WASHINGTON -- President Bush is offering to turn his verbal agreement with Russian President Vladimir Putin on large cuts in nuclear arsenals into "a document that outlives both of us."
Bush's choice of words seemed to indicate a new willingness to engage in detailed negotiations -- although he steered clear of that term -- on aspects of nuclear arms reductions important to the Russians.
Administration officials previously have expressed reluctance to get into drawn-out negotiations, arguing that in the post-Cold War world there is no need for such formal arms constraints.
Bush said he discussed the matter this week with Russian Defense Minister Sergei Ivanov, who also met Wednesday with Defense Secretary Donald H. Rumsfeld.

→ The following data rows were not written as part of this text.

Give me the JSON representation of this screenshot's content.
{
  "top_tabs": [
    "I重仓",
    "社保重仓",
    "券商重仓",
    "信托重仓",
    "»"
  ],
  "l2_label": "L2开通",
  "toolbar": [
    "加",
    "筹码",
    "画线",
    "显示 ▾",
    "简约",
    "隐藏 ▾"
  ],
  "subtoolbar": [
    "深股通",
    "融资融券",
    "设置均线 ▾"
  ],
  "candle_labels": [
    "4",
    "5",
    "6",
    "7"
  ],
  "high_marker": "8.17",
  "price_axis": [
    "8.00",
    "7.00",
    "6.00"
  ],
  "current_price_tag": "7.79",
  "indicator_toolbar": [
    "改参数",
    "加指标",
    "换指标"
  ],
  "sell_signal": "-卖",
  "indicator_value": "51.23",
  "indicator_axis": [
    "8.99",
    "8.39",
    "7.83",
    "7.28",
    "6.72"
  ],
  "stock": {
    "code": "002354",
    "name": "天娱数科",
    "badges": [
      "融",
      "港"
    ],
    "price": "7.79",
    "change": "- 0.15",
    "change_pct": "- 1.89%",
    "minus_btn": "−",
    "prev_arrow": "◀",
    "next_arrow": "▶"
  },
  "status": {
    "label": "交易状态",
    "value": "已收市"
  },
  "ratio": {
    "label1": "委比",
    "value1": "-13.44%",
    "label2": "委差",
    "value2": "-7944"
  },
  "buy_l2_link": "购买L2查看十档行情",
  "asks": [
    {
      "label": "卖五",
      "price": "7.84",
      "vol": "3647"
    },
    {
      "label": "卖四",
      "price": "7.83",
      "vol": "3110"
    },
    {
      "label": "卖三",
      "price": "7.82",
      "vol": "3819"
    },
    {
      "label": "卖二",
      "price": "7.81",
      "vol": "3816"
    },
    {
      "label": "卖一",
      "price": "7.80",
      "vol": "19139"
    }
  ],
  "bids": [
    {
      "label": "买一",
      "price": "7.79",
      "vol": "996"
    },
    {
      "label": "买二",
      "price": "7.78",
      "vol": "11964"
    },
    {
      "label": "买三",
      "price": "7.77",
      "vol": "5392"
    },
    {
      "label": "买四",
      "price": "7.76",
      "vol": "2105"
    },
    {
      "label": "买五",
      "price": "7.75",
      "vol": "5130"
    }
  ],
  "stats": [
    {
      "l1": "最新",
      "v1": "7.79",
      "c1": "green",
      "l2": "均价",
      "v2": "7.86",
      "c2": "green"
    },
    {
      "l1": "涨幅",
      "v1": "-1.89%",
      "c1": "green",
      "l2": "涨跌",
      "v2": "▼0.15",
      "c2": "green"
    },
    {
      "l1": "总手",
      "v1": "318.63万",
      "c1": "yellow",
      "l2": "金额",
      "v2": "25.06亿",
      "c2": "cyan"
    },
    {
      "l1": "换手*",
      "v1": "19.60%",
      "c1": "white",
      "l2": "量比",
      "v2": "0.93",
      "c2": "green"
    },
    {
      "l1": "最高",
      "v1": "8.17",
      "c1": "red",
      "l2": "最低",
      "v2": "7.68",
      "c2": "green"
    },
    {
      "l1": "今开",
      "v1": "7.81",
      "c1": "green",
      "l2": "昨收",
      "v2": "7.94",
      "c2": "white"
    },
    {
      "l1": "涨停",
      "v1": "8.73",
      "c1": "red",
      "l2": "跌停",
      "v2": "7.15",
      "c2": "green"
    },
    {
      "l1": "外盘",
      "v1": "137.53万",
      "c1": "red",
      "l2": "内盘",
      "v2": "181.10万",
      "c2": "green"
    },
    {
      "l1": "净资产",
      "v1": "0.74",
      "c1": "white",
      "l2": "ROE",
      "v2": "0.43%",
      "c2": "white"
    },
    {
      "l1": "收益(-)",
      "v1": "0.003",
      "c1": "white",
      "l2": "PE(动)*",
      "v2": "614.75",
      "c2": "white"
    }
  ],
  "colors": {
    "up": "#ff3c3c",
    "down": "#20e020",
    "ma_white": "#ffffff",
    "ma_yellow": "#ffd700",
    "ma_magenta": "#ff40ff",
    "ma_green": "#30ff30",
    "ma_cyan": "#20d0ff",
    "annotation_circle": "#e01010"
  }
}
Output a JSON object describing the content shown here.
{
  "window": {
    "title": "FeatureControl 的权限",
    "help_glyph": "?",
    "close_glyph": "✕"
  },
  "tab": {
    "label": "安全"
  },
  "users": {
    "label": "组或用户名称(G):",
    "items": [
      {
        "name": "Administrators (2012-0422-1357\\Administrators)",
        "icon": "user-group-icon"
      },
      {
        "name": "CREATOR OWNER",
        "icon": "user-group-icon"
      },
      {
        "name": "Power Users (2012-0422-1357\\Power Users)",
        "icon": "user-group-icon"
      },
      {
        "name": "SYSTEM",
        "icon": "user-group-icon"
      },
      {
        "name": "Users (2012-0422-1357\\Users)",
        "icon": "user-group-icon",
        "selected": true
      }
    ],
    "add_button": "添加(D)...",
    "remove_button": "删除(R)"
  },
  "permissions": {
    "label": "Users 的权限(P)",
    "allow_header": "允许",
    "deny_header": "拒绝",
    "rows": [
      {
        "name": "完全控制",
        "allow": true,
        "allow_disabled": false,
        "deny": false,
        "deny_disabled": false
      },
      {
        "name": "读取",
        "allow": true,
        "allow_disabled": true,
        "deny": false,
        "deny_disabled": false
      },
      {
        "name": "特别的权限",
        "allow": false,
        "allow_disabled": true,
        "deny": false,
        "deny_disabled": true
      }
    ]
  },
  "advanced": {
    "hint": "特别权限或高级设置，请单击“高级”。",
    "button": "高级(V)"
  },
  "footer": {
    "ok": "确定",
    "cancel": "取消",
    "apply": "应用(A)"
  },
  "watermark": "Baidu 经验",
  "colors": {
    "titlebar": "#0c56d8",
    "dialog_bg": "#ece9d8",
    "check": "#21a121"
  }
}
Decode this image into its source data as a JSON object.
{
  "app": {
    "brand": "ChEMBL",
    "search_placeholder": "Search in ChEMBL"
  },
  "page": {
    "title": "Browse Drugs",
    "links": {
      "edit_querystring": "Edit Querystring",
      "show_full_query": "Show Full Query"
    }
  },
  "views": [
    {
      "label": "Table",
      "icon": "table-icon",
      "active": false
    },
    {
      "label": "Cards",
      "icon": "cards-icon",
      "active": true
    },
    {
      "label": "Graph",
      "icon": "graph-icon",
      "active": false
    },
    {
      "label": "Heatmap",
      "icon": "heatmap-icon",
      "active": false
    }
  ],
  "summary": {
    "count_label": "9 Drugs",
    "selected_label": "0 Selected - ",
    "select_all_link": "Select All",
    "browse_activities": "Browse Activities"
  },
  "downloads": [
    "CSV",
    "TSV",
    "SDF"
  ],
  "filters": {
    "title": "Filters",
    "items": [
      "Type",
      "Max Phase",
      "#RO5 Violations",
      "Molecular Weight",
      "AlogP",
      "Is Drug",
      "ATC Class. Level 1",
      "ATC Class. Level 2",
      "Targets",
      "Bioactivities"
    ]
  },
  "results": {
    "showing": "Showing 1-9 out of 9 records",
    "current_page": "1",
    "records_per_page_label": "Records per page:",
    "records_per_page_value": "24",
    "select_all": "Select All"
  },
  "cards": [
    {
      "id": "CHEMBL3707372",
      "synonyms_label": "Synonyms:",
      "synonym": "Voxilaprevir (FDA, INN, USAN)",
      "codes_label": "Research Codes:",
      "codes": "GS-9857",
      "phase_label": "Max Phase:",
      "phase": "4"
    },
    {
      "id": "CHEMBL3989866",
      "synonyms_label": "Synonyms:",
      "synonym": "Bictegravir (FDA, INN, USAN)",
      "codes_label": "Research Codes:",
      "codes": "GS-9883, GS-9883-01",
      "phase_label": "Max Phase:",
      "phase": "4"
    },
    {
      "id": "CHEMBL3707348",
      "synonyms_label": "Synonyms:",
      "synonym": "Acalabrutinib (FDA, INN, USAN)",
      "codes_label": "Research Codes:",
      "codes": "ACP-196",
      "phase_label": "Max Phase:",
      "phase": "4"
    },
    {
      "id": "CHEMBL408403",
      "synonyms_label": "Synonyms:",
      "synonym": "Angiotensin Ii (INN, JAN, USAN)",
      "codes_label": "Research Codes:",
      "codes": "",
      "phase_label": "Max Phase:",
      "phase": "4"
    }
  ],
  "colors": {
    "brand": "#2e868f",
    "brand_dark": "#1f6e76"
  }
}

Ivanov was scheduled to see Secretary of State Colin Powell and meet with CIA officials Thursday.
At a White House news conference, Bush said Wednesday his administration also is willing to discuss with the Russians their concern about his administration's plans to store, rather than destroy, thousands of the nuclear warheads Bush intends to remove from the active force over the next decade.
Bush said he hopes an arms agreement will be ready to sign when he visits Putin in Russia in May.
Bush and his senior national security aides have said in the past that because Russia is no longer an adversary, there is no need to codify arms reductions. Putin, however, has pushed for a formal agreement.
In response to reporters' questions, Bush said his chief concern in putting together a nuclear accord was ensuring that agreed reductions could be verified by both governments.
"The most important thing, though, is verification -- to make sure that whatever decision is made, that there is open verification so as to develop a level of trust," he said.
On the issue of requiring the destruction, rather than long-term storage, of nuclear warheads removed from the active force, Bush said this would require "a lot of work," presumably by negotiators.
"That in itself is going to take time, and that's got to be a part of the equation as well," he said.
Bush said he was wary of "those who are interested in making sure that the Cold War relationship continues on." He did not elaborate.